Honour Imperialis - Braden Campbell & Aaron Dembski-Bowden & Chris Dows & Steve Lyons & Rob Sanders
Page 78
‘Last chance to back out of this, Amareth,’ muttered Tylar as they neared their objective. In the green light that spilled out from the pyramid’s innards, many more of the metal cadavers scurried to and fro, some wheeling barrows full of debris, their work conducted in eerie silence, the purpose of their toils unknowable.
‘You think they’ll thank you for bringing us to them?’ Tylar went on. ‘You think they’ll pat you on the back and make you their favourite pet? I think you’re no more than a nuisance to them, Amareth, an insect buzzing about their heads, and if they acknowledge your existence at all it will only be to swat you.’ The High Priest marched on doggedly, but neither he nor his henchmen rose to Tylar’s bait, perhaps because they had no answers to his charge.
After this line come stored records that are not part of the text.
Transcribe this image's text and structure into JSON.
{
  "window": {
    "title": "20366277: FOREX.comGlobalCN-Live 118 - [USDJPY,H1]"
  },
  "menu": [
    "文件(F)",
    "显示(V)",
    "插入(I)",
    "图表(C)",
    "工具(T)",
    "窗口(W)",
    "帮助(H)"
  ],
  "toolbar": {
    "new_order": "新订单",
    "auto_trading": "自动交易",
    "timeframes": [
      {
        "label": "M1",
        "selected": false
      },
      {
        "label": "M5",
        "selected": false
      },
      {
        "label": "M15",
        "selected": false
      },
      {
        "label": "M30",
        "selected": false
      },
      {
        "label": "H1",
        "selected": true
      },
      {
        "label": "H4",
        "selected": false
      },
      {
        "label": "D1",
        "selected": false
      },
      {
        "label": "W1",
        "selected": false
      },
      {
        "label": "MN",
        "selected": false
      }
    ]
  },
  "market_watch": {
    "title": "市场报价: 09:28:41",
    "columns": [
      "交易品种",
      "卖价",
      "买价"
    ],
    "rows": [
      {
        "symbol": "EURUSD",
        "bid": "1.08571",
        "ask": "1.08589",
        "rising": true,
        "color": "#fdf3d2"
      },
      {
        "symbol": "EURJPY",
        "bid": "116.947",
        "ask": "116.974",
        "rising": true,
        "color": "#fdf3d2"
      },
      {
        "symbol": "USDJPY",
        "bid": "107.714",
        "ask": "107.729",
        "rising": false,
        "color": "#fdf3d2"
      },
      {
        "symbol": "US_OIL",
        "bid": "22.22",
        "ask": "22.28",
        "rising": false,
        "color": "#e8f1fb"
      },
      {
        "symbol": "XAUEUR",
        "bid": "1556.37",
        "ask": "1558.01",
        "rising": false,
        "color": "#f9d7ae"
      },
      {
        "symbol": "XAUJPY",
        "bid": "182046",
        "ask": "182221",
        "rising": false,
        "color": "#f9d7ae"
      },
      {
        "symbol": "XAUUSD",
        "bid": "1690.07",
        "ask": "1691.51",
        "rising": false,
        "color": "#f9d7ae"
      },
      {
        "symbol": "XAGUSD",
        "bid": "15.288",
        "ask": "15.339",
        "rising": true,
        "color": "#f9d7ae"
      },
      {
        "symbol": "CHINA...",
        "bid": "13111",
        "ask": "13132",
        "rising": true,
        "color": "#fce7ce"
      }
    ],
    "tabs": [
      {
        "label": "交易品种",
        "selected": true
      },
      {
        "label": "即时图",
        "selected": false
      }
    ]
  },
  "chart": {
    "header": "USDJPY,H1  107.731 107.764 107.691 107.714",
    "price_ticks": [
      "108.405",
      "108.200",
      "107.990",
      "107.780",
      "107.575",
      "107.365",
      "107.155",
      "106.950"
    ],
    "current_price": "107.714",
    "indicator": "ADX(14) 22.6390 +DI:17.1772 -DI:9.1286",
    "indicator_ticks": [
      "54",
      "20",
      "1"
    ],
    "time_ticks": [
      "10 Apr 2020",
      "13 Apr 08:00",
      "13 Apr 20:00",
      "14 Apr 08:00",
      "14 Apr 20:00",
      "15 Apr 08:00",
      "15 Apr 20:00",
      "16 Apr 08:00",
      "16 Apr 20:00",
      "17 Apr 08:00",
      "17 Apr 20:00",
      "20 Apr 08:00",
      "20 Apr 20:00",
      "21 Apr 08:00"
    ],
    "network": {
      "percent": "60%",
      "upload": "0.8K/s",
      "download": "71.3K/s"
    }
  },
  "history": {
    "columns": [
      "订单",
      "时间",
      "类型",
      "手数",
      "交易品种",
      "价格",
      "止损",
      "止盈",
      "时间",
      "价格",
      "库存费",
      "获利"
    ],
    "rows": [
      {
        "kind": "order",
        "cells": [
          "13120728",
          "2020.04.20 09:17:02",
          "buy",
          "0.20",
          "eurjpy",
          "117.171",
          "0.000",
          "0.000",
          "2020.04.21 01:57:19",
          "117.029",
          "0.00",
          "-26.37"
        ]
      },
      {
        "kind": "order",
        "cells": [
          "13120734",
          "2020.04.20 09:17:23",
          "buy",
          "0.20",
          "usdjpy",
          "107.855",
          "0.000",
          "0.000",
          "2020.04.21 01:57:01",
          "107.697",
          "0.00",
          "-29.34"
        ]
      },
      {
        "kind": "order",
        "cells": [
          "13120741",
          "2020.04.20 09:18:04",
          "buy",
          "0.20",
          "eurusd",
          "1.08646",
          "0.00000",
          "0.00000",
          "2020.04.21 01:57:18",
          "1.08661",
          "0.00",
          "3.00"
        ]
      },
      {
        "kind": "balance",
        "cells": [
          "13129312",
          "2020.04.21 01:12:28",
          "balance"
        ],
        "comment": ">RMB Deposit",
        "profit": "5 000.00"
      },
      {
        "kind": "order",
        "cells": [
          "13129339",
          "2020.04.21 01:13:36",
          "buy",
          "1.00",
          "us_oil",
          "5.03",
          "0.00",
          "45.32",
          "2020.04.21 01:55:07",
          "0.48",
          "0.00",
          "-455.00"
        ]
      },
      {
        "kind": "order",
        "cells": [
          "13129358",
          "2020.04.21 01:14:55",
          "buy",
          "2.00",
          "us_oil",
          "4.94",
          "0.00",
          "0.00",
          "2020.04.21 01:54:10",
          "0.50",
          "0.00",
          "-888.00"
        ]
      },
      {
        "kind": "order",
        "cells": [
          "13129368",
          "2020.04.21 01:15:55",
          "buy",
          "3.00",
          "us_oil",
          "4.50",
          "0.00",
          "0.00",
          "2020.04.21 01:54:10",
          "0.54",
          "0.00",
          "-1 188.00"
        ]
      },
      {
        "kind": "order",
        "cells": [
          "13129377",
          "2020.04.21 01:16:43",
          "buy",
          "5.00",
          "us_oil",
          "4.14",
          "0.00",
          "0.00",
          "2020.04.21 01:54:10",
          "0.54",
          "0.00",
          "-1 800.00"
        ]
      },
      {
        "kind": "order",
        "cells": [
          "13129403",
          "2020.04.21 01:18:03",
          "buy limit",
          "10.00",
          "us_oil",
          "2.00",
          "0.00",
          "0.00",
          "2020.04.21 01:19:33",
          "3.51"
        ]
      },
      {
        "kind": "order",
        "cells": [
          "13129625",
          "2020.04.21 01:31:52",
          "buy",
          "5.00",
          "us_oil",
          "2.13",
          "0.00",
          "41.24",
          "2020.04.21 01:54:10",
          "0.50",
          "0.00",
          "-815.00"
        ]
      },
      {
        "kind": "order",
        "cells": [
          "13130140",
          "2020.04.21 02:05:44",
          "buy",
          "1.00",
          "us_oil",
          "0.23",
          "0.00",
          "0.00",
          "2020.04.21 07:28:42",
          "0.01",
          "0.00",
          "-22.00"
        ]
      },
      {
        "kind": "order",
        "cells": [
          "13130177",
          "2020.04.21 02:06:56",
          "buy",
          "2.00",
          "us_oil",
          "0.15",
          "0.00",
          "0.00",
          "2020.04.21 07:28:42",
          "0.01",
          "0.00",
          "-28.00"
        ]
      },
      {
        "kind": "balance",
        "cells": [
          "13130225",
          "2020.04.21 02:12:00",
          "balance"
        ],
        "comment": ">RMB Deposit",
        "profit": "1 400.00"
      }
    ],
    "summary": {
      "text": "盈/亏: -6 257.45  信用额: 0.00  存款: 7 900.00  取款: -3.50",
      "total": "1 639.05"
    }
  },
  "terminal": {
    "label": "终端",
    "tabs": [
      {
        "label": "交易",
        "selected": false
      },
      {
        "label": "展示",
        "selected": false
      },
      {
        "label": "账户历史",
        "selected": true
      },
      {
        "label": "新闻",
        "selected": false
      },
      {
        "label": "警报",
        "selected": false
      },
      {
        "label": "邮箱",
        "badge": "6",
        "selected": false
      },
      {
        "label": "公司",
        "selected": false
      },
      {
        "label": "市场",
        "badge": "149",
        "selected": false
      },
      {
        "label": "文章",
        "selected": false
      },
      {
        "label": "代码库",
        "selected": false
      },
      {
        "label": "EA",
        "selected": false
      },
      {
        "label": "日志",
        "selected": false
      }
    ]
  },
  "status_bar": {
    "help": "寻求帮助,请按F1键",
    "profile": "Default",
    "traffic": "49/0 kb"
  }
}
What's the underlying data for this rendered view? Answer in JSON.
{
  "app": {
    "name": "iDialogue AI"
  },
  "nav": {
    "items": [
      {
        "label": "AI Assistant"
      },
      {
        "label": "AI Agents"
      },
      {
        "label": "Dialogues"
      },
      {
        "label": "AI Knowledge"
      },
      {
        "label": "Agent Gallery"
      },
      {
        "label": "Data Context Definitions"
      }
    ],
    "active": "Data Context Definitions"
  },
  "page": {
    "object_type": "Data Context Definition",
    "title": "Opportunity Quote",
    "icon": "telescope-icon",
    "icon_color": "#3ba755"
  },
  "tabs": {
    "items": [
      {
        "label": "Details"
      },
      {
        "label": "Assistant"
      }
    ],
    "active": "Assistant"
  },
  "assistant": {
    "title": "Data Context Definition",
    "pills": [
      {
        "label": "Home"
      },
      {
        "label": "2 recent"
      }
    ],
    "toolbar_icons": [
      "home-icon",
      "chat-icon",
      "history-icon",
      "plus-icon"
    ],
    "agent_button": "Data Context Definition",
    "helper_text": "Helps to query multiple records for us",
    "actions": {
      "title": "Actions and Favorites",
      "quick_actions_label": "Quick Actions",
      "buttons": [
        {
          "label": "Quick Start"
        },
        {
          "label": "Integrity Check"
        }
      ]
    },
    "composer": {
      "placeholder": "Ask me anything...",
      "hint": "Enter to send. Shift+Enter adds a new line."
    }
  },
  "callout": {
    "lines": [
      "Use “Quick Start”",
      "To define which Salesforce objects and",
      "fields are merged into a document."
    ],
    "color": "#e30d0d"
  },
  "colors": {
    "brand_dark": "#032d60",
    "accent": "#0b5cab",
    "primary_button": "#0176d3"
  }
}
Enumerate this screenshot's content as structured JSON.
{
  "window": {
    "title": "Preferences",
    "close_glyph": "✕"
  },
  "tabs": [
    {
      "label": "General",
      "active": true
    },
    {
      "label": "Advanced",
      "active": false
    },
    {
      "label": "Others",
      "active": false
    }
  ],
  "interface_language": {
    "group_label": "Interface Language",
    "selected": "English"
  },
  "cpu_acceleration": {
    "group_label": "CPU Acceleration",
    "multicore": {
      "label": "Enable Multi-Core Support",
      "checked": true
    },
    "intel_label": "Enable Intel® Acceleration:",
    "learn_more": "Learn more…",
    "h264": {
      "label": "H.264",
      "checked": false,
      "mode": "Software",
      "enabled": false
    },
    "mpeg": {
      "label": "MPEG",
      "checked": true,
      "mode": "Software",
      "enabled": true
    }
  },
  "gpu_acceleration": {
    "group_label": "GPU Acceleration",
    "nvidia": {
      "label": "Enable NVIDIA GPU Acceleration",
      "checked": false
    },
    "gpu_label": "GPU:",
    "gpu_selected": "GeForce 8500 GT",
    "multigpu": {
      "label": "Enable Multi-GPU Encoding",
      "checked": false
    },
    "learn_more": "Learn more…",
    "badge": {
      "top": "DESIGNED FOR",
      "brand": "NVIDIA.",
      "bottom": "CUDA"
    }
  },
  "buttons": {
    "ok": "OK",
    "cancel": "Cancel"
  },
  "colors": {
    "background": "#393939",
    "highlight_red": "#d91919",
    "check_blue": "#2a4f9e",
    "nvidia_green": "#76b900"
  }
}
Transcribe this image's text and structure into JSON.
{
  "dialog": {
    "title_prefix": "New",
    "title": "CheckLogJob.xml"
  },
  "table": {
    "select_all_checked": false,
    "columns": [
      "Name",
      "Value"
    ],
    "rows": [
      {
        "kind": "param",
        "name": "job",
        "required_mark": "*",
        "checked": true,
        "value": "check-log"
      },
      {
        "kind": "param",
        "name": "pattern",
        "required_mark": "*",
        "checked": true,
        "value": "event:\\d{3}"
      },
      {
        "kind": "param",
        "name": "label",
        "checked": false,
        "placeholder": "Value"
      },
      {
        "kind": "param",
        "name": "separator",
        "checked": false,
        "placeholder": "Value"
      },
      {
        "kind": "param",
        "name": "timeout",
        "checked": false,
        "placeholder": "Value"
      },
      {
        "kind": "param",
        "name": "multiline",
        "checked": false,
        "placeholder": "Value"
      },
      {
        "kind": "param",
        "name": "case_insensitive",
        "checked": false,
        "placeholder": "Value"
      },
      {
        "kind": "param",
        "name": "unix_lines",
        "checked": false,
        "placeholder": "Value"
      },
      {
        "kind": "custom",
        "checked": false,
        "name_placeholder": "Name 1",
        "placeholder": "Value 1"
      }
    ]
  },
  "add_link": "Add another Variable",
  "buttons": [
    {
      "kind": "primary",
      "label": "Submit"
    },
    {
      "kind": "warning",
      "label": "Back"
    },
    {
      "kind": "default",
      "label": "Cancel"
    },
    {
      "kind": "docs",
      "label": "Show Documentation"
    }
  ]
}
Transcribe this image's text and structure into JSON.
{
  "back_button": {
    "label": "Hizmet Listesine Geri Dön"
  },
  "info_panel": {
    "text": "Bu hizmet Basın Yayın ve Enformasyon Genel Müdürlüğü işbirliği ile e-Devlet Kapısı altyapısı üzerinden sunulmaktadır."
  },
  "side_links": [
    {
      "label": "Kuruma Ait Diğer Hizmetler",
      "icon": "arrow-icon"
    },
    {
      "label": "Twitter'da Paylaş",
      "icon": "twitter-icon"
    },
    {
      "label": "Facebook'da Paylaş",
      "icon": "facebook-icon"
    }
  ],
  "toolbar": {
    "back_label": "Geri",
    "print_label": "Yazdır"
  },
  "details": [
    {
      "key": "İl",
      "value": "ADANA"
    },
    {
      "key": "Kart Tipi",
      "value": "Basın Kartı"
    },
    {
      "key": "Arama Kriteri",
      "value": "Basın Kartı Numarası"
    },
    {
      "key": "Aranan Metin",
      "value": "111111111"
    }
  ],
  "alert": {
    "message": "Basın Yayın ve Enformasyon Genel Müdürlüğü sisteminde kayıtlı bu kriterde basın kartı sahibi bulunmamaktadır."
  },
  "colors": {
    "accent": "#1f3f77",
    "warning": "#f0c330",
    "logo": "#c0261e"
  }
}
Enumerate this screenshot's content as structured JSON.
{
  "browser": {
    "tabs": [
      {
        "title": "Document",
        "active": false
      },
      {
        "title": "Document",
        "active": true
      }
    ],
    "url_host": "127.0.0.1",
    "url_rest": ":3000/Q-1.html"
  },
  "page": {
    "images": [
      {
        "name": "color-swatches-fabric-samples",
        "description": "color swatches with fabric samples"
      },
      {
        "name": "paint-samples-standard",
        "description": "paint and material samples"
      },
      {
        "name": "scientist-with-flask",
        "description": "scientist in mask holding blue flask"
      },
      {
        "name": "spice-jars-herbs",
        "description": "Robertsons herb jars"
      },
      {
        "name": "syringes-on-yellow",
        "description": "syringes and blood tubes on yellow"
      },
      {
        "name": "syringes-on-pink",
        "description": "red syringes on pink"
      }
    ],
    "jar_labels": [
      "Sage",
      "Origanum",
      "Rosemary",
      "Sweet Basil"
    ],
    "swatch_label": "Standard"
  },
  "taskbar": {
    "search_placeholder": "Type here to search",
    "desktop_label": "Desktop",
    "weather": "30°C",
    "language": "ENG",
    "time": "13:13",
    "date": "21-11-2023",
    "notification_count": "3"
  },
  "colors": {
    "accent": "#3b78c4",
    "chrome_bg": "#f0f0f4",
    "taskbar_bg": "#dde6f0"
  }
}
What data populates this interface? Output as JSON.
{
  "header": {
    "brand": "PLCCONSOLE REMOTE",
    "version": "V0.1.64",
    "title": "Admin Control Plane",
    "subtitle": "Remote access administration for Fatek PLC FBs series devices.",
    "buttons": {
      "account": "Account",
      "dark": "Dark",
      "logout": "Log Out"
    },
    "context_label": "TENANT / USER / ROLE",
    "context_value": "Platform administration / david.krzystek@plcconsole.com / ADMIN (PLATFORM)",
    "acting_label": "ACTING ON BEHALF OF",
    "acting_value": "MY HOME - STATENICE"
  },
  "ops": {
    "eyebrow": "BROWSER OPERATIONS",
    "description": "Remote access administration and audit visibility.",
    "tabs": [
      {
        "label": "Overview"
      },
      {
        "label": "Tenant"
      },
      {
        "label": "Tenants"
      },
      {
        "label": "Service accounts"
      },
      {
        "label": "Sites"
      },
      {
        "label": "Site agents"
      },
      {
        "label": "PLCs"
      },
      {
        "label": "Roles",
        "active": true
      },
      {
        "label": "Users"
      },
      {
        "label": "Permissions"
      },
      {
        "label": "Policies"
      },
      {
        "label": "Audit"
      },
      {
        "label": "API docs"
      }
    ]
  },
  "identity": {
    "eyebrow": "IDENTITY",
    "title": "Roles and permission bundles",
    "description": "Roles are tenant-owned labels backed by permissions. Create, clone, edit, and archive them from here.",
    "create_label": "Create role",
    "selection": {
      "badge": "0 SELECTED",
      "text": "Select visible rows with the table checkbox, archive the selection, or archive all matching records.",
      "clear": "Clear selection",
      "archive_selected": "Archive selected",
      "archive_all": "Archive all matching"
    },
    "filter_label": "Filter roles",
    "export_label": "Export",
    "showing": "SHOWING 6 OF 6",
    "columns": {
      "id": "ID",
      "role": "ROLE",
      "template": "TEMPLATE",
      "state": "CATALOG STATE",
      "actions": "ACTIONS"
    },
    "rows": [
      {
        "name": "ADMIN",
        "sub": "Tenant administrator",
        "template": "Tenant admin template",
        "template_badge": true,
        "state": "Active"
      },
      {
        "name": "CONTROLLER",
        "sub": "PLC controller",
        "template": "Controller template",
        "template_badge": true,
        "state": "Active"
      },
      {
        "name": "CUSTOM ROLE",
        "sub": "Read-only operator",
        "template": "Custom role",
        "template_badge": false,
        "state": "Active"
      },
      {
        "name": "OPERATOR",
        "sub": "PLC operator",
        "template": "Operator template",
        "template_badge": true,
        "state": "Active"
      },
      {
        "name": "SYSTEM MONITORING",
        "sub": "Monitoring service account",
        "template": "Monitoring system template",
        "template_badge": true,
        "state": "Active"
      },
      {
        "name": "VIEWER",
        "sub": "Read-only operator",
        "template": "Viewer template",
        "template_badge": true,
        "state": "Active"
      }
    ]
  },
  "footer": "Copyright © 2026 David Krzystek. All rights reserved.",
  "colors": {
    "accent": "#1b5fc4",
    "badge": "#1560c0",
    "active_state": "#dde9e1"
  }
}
Then Amareth halted before a small group of the cadavers, and his priests collected behind him, and pushed Arex and Tylar to the front of them.
Amareth waited to be noticed. When this didn’t happen, when indeed a pair of his Iron Gods detached themselves from the group and passed him by without so much as a glance in his direction, he cleared his throat impatiently. His gods ignored this too, so Amareth repeated the mannerism, and then launched into a prepared speech.
‘My lords,’ he began, ‘I am Amareth, your High Priest. I am sure you know me.’
His voice was quieter, less assured than normal. Still, it gained the creatures’ attention. Some of them turned silently to regard him, and Amareth faltered before their green-lit, hollow-eyed stares. With a sudden rush of self-consciousness, he removed his mask to reveal his sallow, too-human features, black hair plastered to his scalp by nervous sweat.
‘I… I have brought an offering to you,’ he said. ‘These people, this woman and this man here, they are related to our… to the former Governor of this world. He… Hanrik is his name, he values their lives. I thought you could…’ He trailed off, nonplussed in the face of his gods’ indifference. He glanced over his shoulder, saw his priests watching him keenly and, as far as Arex could tell, was spurred on by the growing disillusionment writ plain in their faces.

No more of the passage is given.